Having driven the BR-V extensively over three days, I’m not in the least bit surprised why it’s doing so well. Bang for buck, it really is the best choice for a budget 7-seater MPV/Crossover currently out there. But as I said earlier, the BR-V’s success may not be all down to just the vehicle alone. The Takata Airbag fiasco that HMSB weathered may actually have been a blessing in disguise. Truth be told, sitting and watching from the side-lines, HMSB handled the Takata debacle as it emerged brilliantly. It was evident that they placed great importance, emphasis and priority on getting the faulty airbags replaced; setting up call centres, mobile replacement centres, renting mall spaces, sending out mailers and reminders to affected customers, replenishing stocks as soon as they could, etc. The pro-activeness was clearly evident.

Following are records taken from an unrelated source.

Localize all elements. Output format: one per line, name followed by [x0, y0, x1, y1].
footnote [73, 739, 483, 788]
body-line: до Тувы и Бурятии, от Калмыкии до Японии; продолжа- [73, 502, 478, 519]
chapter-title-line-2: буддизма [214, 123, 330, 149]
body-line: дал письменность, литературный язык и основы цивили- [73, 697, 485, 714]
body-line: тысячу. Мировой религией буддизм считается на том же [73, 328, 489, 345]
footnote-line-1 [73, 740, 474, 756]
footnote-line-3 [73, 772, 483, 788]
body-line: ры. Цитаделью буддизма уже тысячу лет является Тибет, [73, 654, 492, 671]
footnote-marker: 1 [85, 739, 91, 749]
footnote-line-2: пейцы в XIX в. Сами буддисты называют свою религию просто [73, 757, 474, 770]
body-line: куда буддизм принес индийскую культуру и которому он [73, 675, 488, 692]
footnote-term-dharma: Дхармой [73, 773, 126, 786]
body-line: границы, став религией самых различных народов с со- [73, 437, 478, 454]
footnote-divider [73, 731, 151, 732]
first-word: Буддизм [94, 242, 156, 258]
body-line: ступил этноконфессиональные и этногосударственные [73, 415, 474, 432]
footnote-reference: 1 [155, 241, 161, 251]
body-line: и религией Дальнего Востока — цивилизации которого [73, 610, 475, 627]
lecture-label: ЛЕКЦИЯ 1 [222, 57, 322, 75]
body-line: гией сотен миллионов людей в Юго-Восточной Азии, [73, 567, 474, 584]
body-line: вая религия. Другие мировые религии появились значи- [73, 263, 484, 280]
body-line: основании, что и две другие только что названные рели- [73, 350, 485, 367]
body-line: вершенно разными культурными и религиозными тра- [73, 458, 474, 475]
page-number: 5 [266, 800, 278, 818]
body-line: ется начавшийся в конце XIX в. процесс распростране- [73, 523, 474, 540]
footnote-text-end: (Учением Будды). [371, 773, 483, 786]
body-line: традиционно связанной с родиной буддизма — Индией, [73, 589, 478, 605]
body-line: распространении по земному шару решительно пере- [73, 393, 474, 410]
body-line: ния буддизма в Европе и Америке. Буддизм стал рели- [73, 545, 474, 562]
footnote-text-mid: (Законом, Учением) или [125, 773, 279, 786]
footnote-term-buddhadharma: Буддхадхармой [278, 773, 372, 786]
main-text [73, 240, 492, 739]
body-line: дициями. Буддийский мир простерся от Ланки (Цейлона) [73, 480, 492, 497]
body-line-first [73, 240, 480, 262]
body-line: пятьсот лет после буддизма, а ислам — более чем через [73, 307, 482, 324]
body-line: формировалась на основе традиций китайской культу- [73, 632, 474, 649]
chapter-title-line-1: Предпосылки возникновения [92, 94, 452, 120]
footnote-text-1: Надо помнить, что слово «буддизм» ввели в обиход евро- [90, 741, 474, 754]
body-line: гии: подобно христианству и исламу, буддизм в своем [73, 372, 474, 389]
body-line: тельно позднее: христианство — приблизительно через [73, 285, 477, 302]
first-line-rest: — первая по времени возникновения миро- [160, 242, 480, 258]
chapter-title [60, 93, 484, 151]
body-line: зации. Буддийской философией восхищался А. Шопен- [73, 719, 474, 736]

They proved beyond a shadow of a doubt that they cared for their customers, were very committed to getting what needed to be done, done right, and it appears a positive has come from a negative. I sense there’s a trust that has been built on the handling of this situation, a trust between the buying public and HMSB. Everyone knows that Malaysians are suckers for rumours and love to harp about the bad things that befall car companies. The Takata Airbag issue should have been the death-knell for all future models that HMSB introduced, with mind-sets along the lines of “don’t buy any of their cars, the airbag will kill you” floating around, but it hasn’t, and it definitely didn’t for the BR-V. Hell, I know many who vehemently refuse to buy a certain brand just because of a supposedly faulty gearbox that hasn’t even killed anyone, but just pissed some people off.
HMSB can’t make the BR-V fast enough. Demand is definitely exceeding supply and while some car companies may gloat about this, HMSB once again proved why Malaysians have come to love this company. At the recent launch of the facelifted Honda City, a special slide was shown during the presentation, in which HMSB sincerely apologised for keeping its customers waiting longer than expected for the delivery of their BR-V, and that definite steps were being taken to improve and shorten the delivery time, without compromising the quality of the cars being built. Win.
So there you have it. Is the BR-V perfect? No, it isn’t. Is it exclusive? No, not by a long-shot. So why is it breaking sales records across the board? Easy. One, it’s the best 7-seater out there in its class, by a big margin, period. And two, it’s coming from a car company that genuinely cares for its customers, and even its own employees. Having interacted with HMSB for quite some time now, it’s safe to say that it’s led by one of the most dynamic and passionate groups of people I’ve ever come across. The pride and dedication they have for the brand they represent is evident in the way they enthuse about each and every vehicle in their stable.
And it’s a domino-effect that starts from the top, all the way down, and eventually even to their customers. An excellent product and a very strong team backing it up. It’s a one-two knockout punch that not many competitors can get up from. The BR-V is resounding proof of that. – Chris Wee.